Cada mañana, los habitantes salían de sus casas con listas interminables:
– “Hoy construiré algo para Él.”
– “Hoy haré una obra que lo impresione.”
– “Hoy demostraré que merezco su favor.”
Pero aunque trabajaban sin descanso, nunca sentían que avanzaban.
Sus caminos eran como círculos: mucho esfuerzo, poco fruto.
Un día llegó al pueblo un Hombre extraño, silencioso, con una mirada que parecía conocerlos desde antes de nacer.
No traía herramientas, ni listas, ni proyectos.
Solo caminaba.
Pero lo sorprendente era esto:
Donde Él caminaba, el camino florecía.
Las piedras se acomodaban solas.
Los árboles se inclinaban para dar sombra.
Los frutos aparecían sin que nadie los sembrara.
Los enfermos se levantaban.
Los enemigos se abrazaban.
Los cansados respiraban paz.
El pueblo quedó desconcertado:
—¿Qué obra estás haciendo? le preguntaron.
—Ninguna, respondió Él. El camino ya está hecho. Solo lo estoy andando.
Los habitantes no entendían.
—Pero… ¿cómo haces para que todo cambie a tu paso?
—Porque yo soy el Camino, y el Camino anda en mí.
Entonces el Hombre les dijo:
—Ustedes se esfuerzan por hacer obras para el Rey, pero el Rey preparó las obras de antemano para ustedes. No necesitan construir nada. Necesitan caminar por donde yo camino para que esas obras se manifiesten.
Algunos se rieron.
Otros se ofendieron.
Pero unos pocos lo siguieron.
Y descubrieron algo asombroso. Cuando caminaban detrás de Él, sus pasos producían las mismas obras que producían los de Él.
No porque ellos las hicieran, sino porque el Camino caminaba dentro de ellos.
Un día, uno de los discípulos le preguntó:
—¿Y qué pasará cuando ya no te veamos caminar delante de nosotros?
El Hombre sonrió:
—Entonces yo caminaré dentro de ustedes, y donde ustedes pisen, mi Camino seguirá floreciendo.

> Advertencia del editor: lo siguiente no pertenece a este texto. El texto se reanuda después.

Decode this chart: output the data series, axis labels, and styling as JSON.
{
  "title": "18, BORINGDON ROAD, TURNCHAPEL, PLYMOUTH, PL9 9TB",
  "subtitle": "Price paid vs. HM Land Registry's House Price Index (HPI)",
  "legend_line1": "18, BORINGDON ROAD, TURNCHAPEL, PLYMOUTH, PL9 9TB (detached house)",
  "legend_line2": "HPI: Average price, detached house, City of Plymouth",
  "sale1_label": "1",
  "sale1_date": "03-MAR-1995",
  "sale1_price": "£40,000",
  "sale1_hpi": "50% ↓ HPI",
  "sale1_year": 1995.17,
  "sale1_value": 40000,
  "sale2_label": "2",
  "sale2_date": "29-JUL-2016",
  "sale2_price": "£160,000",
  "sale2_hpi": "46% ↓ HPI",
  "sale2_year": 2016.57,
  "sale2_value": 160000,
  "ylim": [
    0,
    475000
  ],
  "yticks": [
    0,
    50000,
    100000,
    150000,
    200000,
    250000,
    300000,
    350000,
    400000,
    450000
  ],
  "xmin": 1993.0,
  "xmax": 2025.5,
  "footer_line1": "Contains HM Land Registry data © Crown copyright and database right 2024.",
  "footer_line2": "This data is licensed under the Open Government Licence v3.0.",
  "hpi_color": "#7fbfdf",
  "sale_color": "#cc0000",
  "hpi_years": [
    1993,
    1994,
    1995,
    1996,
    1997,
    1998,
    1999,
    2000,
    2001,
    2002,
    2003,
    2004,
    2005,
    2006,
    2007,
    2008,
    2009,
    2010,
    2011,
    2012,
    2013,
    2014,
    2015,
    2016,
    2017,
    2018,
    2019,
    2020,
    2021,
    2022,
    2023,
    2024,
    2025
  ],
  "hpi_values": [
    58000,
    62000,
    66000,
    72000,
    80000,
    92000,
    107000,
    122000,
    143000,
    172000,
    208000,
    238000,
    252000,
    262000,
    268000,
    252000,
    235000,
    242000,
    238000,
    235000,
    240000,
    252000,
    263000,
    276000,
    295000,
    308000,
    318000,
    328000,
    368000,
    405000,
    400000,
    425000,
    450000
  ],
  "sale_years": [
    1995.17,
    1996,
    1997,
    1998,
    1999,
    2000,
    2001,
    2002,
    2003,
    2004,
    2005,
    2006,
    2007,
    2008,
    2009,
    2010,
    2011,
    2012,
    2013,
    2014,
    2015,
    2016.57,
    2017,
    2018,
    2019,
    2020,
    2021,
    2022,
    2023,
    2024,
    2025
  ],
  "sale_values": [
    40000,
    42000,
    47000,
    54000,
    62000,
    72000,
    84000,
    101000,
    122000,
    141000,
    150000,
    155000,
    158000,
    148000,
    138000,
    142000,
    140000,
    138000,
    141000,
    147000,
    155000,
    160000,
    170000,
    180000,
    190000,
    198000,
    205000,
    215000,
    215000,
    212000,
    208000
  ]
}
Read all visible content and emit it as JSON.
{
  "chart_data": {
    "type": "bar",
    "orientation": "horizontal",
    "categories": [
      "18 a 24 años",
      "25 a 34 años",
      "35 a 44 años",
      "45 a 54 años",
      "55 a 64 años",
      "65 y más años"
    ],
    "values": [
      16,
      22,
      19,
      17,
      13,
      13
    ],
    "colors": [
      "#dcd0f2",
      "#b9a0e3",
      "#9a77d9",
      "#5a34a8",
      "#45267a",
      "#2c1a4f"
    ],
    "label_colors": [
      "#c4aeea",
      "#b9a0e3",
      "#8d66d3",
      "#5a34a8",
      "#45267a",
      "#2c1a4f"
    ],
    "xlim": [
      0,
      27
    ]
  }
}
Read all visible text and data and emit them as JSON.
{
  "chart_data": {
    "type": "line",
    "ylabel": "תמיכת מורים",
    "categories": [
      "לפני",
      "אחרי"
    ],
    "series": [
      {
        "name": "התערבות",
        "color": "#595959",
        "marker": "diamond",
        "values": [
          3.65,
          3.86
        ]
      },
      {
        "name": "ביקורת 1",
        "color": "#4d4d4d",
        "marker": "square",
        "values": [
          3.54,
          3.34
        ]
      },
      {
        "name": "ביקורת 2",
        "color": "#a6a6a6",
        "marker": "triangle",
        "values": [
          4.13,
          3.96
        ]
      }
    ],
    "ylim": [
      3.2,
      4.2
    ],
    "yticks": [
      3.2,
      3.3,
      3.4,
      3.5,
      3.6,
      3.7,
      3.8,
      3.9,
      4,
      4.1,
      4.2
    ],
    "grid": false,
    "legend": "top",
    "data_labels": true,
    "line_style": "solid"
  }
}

Y así entendieron la verdad:
> Las obras no eran tareas.
> Las obras eran la consecuencia predestinada el Camino.
> Y el Camino era Él.
Las obras preparadas no se fabrican, se manifiestan por quién camina en ellas.
No son “cosas que hacemos para Dios”, sino la vida del Hijo caminando en los hijos.
El Camino (Cristo) produce sus propias obras cuando andamos en Él.
La nueva creación no trabaja para producir fruto. Llevamos el fruto cuando Él camina en nosotros. (Jn 15:5,8)
La obra del Padre es que el Hijo viva en los hijos (Jn 15:5, Jn 6:29, Ef 2:10).